Sortie le mercredi 29 novembre 2017


 


Après avoir réalisé en 2007, Sablé-sur-Sarthe, Sarthe, pour s’interroger sur les silences de son enfance, Paul Otchakovsky-Laurens revient à la caméra dix ans plus tard et se remet en scène accompagné de son double, une poupée d’adolescent, imaginée par Gisèle Vienne.


 

L’éditeur, plus connu sous l’acronyme P.O.L., a depuis longtemps pignon sur rue, mais il continue à douter de sa vie et du métier même d’éditeur. Ce film pose la question fondamentale : pourquoi les uns écrivent et d’autres les éditent ? Qu’est-ce qui pousse à vouloir décider du sort d’un manuscrit et, partant, d’un écrivain ? Avec sincérité, parfois seul ou flanqué de son double marionnette, parfois remplacé par une voix-off parce qu’il se trouve piètre comédien, P.O.L. crève l’écran.

Un acteur et une actrice y jouent également les rôles de deux auteurs ; l’une est heureuse car son manuscrit est finalement accepté, l’autre se voit refusé, après avoir fait le tour de Paris, ce qui permet à P.O.L. de retracer pour nous le cheminement de sa carrière. Le cinéaste-éditeur avoue qu’il aurait aimé réaliser ce film à la manière de Avi Mograbi et qu’il y eût des sous-titres en hébreu.


 


 


 

Muet à l’écran, il s’impose dans ses bureaux, dans son métier de lecteur et de découvreur de talents littéraires. Ce film donne presque envie d’écrire, pas parce que cela paraît facile, mais parce qu’on a l’impression que l’éditeur lit tout, s’occupe de tout - il se montre même bienveillant avec des assistantes d’une blondeur vénitienne préraphaélite. La bonne idée du film est de faire dire par les acteurs des extraits des lettres de motivation des auteurs et des réponses que l’éditeur leur a faites.

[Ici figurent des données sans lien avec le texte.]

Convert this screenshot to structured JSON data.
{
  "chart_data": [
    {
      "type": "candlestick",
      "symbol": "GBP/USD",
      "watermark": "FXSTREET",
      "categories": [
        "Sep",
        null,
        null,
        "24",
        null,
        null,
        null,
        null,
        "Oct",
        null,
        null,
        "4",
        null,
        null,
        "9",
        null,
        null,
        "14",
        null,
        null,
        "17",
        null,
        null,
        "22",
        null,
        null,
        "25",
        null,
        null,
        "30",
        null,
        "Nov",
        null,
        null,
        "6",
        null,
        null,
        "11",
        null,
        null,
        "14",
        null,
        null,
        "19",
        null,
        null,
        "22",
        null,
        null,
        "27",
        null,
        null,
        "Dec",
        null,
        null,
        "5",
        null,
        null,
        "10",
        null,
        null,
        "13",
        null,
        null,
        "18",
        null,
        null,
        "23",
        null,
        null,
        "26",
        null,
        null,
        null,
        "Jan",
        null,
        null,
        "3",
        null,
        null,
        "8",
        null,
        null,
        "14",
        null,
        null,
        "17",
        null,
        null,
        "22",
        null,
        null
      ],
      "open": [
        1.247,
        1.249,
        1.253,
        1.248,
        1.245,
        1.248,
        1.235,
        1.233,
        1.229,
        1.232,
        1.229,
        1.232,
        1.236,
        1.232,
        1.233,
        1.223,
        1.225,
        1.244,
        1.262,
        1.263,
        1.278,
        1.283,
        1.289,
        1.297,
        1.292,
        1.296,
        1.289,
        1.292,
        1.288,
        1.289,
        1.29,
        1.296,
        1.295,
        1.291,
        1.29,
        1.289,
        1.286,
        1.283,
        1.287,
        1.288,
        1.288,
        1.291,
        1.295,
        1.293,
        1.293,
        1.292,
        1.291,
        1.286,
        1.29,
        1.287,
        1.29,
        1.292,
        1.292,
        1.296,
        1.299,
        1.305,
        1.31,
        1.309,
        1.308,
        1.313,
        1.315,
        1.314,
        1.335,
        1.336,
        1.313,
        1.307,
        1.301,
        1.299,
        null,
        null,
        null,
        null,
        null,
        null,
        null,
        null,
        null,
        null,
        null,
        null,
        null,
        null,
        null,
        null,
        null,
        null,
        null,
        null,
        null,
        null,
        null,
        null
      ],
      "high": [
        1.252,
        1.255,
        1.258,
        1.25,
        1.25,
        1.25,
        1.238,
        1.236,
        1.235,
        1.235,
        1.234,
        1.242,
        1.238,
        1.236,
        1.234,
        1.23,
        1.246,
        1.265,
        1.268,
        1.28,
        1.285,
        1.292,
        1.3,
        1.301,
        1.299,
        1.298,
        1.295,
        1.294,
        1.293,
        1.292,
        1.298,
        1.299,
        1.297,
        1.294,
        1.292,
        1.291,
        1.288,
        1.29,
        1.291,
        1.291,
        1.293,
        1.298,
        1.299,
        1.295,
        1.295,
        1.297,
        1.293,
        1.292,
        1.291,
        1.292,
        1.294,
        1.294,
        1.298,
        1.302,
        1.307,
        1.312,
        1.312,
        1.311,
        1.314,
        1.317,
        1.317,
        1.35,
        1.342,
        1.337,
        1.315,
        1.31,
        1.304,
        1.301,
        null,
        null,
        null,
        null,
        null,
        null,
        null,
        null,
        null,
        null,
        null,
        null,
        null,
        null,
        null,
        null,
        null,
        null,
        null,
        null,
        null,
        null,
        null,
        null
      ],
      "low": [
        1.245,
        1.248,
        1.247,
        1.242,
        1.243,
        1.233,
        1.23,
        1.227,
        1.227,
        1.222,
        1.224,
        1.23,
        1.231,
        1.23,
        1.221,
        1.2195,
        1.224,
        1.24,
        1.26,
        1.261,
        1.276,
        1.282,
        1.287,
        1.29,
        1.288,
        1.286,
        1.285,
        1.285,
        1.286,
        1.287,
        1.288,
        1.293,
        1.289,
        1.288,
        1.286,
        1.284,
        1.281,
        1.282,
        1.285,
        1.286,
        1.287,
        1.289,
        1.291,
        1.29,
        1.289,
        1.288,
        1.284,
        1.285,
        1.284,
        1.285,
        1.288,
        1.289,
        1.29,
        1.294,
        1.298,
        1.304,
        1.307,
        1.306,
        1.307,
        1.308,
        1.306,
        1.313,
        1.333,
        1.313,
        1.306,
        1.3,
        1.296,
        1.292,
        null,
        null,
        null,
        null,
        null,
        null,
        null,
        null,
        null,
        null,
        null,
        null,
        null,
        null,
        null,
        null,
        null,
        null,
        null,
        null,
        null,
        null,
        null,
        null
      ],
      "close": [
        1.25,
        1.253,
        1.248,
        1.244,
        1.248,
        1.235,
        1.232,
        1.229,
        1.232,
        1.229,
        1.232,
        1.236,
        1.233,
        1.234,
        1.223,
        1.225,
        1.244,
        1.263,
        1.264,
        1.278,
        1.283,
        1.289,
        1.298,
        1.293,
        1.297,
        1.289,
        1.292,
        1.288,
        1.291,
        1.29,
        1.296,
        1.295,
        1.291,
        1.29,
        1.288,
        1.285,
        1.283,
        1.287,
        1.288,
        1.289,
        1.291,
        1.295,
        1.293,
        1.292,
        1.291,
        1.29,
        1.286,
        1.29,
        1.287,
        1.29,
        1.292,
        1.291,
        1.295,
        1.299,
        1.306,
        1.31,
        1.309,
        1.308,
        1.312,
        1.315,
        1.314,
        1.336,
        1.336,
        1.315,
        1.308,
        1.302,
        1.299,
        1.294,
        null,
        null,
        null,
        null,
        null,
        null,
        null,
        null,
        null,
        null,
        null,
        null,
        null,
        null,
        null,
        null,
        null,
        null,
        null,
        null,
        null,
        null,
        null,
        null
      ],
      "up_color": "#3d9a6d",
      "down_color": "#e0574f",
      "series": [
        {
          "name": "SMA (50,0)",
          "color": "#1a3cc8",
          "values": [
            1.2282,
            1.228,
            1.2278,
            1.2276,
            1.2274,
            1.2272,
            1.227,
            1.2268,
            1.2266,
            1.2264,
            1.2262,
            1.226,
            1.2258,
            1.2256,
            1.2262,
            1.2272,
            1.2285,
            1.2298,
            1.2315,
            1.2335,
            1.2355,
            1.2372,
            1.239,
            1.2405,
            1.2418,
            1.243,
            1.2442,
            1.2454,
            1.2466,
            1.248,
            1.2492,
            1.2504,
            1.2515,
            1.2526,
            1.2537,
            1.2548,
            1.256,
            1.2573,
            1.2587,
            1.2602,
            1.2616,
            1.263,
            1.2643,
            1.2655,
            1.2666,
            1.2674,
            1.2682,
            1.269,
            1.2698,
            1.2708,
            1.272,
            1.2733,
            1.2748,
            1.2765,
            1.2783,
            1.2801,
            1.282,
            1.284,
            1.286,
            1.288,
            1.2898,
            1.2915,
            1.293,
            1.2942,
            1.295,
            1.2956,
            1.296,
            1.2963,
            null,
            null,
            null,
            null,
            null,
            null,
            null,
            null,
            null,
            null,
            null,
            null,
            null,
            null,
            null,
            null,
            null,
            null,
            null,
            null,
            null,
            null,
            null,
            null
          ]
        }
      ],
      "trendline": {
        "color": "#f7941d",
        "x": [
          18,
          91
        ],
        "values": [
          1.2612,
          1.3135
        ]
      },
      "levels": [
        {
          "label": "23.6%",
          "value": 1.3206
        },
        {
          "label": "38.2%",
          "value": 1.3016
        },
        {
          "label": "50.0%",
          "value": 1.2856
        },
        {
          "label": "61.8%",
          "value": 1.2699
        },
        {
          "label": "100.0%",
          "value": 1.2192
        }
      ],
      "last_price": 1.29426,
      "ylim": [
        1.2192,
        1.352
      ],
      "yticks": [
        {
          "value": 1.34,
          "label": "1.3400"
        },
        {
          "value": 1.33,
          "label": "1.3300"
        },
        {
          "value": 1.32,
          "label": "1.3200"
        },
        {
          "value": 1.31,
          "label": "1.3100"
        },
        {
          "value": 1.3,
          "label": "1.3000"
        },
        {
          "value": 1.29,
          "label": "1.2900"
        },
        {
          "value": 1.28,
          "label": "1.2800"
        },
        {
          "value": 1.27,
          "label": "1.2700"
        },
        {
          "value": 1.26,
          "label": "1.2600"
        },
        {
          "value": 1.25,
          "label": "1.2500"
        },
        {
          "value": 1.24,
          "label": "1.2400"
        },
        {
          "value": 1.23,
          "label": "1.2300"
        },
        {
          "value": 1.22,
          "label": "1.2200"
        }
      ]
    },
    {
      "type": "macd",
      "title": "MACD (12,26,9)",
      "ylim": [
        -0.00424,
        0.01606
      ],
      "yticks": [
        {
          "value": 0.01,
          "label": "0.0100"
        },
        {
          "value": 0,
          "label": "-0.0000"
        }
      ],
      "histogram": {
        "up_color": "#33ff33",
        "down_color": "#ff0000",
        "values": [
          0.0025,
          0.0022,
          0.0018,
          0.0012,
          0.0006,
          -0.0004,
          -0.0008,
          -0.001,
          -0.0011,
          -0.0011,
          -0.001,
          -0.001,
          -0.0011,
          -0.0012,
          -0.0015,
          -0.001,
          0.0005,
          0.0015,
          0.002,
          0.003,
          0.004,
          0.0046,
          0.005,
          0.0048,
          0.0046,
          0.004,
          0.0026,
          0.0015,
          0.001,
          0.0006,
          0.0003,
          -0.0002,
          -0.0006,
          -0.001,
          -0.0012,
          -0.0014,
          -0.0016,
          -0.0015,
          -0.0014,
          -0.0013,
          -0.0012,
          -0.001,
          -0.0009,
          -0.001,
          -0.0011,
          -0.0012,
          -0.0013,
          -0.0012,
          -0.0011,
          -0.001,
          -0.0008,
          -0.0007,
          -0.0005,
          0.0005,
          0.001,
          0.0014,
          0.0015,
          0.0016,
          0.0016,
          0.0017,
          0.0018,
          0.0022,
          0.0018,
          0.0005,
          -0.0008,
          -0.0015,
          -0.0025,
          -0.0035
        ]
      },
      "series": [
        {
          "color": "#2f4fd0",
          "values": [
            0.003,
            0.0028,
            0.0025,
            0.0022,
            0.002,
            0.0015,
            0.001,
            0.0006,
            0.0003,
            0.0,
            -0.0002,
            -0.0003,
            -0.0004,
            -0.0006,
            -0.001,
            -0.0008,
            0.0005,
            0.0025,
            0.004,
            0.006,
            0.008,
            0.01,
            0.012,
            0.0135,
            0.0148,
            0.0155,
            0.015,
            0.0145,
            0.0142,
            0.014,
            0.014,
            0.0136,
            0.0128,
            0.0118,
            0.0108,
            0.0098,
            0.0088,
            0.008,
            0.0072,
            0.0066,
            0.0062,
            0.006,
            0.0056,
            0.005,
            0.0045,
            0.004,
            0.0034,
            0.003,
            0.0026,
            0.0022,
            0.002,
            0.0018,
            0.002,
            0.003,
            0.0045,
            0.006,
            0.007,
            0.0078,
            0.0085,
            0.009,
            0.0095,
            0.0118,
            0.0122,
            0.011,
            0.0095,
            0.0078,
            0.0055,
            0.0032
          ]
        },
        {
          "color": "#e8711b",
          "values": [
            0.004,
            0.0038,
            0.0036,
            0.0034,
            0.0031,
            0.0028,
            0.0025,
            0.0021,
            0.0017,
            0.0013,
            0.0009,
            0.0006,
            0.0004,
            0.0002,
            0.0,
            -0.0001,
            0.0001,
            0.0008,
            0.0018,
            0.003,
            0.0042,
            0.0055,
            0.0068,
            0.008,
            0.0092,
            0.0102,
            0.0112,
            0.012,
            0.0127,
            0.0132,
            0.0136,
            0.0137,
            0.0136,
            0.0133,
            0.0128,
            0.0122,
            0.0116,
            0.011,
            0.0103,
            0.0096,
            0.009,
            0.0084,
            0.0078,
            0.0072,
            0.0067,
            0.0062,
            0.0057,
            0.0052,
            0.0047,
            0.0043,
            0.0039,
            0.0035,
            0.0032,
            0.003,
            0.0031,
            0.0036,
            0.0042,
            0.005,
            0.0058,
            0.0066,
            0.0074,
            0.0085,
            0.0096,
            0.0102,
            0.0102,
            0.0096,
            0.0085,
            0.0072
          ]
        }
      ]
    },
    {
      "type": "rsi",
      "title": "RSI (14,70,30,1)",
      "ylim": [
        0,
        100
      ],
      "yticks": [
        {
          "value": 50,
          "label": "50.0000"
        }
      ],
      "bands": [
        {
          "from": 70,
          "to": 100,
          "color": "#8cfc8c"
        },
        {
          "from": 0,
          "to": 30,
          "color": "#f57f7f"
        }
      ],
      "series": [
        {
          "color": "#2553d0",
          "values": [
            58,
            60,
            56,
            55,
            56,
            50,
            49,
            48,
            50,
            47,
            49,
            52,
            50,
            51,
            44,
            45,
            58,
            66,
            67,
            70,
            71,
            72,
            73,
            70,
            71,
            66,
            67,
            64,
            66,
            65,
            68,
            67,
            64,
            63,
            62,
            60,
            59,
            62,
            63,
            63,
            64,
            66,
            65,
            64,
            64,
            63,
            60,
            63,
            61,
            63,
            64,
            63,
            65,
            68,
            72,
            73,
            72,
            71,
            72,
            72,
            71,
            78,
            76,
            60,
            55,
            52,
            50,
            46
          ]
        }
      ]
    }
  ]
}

Malgré quelques lenteurs, notamment les deux séquences en noir & blanc qui se voudraient ironiques et légères et ne font pas trop mouche, on apprécie ce beau travail qui se termine par un magnifique poème de Antoine Vitez que P.O.L. a publié au tout début des années 80. Ce film est aussi l’occasion pour lui de revenir sur les écrivains qu’il a découverts, entre autres Michel Manière, qui apparaît dans le film, mais aussi Marc Cholodenko, son premier auteur édité - et de présenter ses (rares) proches collaborateurs.


 

Dans le dossier de presse, semblable à un petit ouvrage blanc de la maison au logo si particulier, qui évoque, selon l’éditeur, le K.O. du jeu de go, on découvre cet aveu : "Je suis très attentif à laisser survenir ce qui est différent, perturbant, incongru, inattendu. Le problème était de tout faire tenir à l’intérieur d’un seul film."

Apparemment, c’est pari tenu : le film se tient et nous tient presque en haleine avec, parfois, de petites touches d’humour so british, comme ces courts envois d’auteurs : "J’espère que vous prendrez autant de plaisir à lire ce manuscrit que j’en ai chié à l’écrire" ou encore : "Sachez qu’il m’a fallu vingt ans pour accoucher de ce livre dans sa version actuelle." La littérature, en effet, est bien un sport de combat.

Jean-Max Méjean
Jeune Cinéma en ligne directe

Éditeur. Réal, sc : Paul Otchakovsky-Laurens ; ph : Emmelene Landon ; mont : Camille Cotte. Int : Jocelyne Desverchères, Anthony Moreau (France, 2016, 83 mn). Documentaire.